Plight of Palestinian refugees stretches across five generations
As a boy, Palestinian Abdullah Abu Massoud fled the war over the birth of Israel in 1948 and sought refuge in the nearby Gaza Strip.
Now 77, Abu Massoud is the white-haired patriarch of a refugee family spanning five generations, including a great-great-granddaughter. The future looks bleak.
"Fifty years have passed without a step forward," said Abu Massoud. "We don't belong here."
The plight of Palestinians uprooted by Israeli-Arab wars is one of the world's longest-running refugee crises, and a solution would likely require setting up a state of Palestine that would take in large numbers of them. Such a solution appears distant, even as President Donald Trump says he wants to try to broker an Israeli-Palestinian agreement.
Meanwhile, hundreds of thousands of Palestinians are being displaced again by regional conflicts, including civil war in Syria. The head of the UN. Relief and Works Agency (UNRWA) which helps displaced Palestinians said they are no longer the world's focus.
"We are dealing here with a community that has essentially reached a crisis of existential nature," said Pierre Kraehenbuehl.
Abdullah Abu Massoud was born in a Bedouin encampment in what is now Israel. His family fled Israeli forces during the war over Israel's creation, walking to Egyptian-run Gaza. More than 700,000 Palestinians were uprooted at the time.
Bassama, 72, said that after Israel's capture of the territory in 1967, Gaza residents began talking of leaving, fearful of what Israeli rule might bring. Israel was offering transportation to Jordan, Bassama said.
In April 1968, the Abu Massouds and other displaced Palestinians from Gaza boarded a truck to Jordan's border. From there, they took buses to an area near the town of Jerash where UNRWA was setting up a tent camp. Bassama remembers her feet sticking out of the tiny tent while she slept.
Under US proposals in previous Israeli-Palestinian talks, a Palestinian state created from lands Israel captured in 1967 would welcome families like the Abu Massouds. In addition, an agreed upon number of refugees would be allowed to return to Israel and others could opt to stay in their host countries.
But disagreements remained, and talks failed. Palestinians wanted Israel to accept moral responsibility for the plight of refugees. Israel feared this would lead to a large-scale return to Israel and dilute its Jewish majority.
There have been no serious negotiations since gaps widened with the 2009 election of Benjamin Netanyahu as Israel's prime minister. Continued Israeli settlement expansion made a partition deal more difficult
Today, 5.3 million Palestinians and their descendants are registered with UNRWA in Jordan, Lebanon, Syria, the West Bank and Gaza Strip, making them eligible for health and education services. Some in Netanyahu's government allege UNRWA and others perpetuate the refugee problem artificially. UN. officials say refugee status is typically handed down through the generations in protracted conflicts.

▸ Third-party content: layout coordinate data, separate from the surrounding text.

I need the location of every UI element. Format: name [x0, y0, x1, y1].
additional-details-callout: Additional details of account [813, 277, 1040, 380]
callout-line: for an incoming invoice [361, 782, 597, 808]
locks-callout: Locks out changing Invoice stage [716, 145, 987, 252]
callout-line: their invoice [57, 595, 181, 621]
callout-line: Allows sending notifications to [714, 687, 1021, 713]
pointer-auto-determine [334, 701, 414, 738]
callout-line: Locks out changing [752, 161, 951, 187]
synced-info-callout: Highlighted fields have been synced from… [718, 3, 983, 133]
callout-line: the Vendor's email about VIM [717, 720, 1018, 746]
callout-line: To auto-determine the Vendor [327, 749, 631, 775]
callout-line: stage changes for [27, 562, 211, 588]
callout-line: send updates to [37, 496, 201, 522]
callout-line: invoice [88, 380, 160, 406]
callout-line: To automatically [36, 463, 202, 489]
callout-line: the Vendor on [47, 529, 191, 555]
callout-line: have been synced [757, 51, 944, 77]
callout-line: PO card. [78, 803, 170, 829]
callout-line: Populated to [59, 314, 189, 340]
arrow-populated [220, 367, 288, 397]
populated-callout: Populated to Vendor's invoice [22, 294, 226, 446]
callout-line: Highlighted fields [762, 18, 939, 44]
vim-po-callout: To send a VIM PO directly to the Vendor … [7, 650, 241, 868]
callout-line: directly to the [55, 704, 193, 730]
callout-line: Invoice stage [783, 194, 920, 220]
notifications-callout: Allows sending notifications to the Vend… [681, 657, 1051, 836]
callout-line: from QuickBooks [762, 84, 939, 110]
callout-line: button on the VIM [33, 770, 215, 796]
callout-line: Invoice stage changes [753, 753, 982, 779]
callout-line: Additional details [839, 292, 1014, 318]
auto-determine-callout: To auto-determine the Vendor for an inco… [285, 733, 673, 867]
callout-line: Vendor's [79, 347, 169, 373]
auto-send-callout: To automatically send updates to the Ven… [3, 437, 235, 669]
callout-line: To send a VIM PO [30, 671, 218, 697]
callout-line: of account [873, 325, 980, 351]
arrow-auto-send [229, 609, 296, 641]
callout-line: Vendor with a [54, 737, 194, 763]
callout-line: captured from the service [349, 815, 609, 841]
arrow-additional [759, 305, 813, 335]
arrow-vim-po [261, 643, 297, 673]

|Most Palestinians in Jordan received citizenship as descendants of refugees from the neighboring West Bank, which was under Jordanian control for two decades, until 1967|
This has curtailed opportunities.
Alaa Abu Awad dropped out of school because there was no payoff for an education. As a tailor, he struggles to feed his family. Business has slowed because of rising prices and unemployment. He fears he'll spend his life in the camp.
Circumstances vary for displaced Palestinians like the Abu Massouds.
Fewer than 30 percent live in UN camps. Many are poor. Others became successful; Palestinians helped drive economies in Jordan and elsewhere in the Middle East.
In Lebanon, refugees cannot access public health or schools and are barred from most skilled professions.
In Palestinian-run areas of the West Bank and Gaza, descendants of refugees have the same rights as others. Pinned down by poverty, many remain in camps, which have been hotbeds of unrest against Israel and resentment against the Palestinian ruling elite.
Life in Jerash has changed the women.
Unlike Bassama's generation, the younger women wear face veils, signaling that a more fundamentalist version of Islam is taking root. The women say being covered head to toe also offers protection in the crowded camp.
Privacy is rare. In the Abu Massoud home, Bassama typically sits on a floor cushion, overseeing young female relatives as they cook and clean.
She accepts her refugee life as fate. She did her best to provide a home for their seven children, all now married.
Bassama has no hope of return and expects to be buried in the camp's rundown cemetery.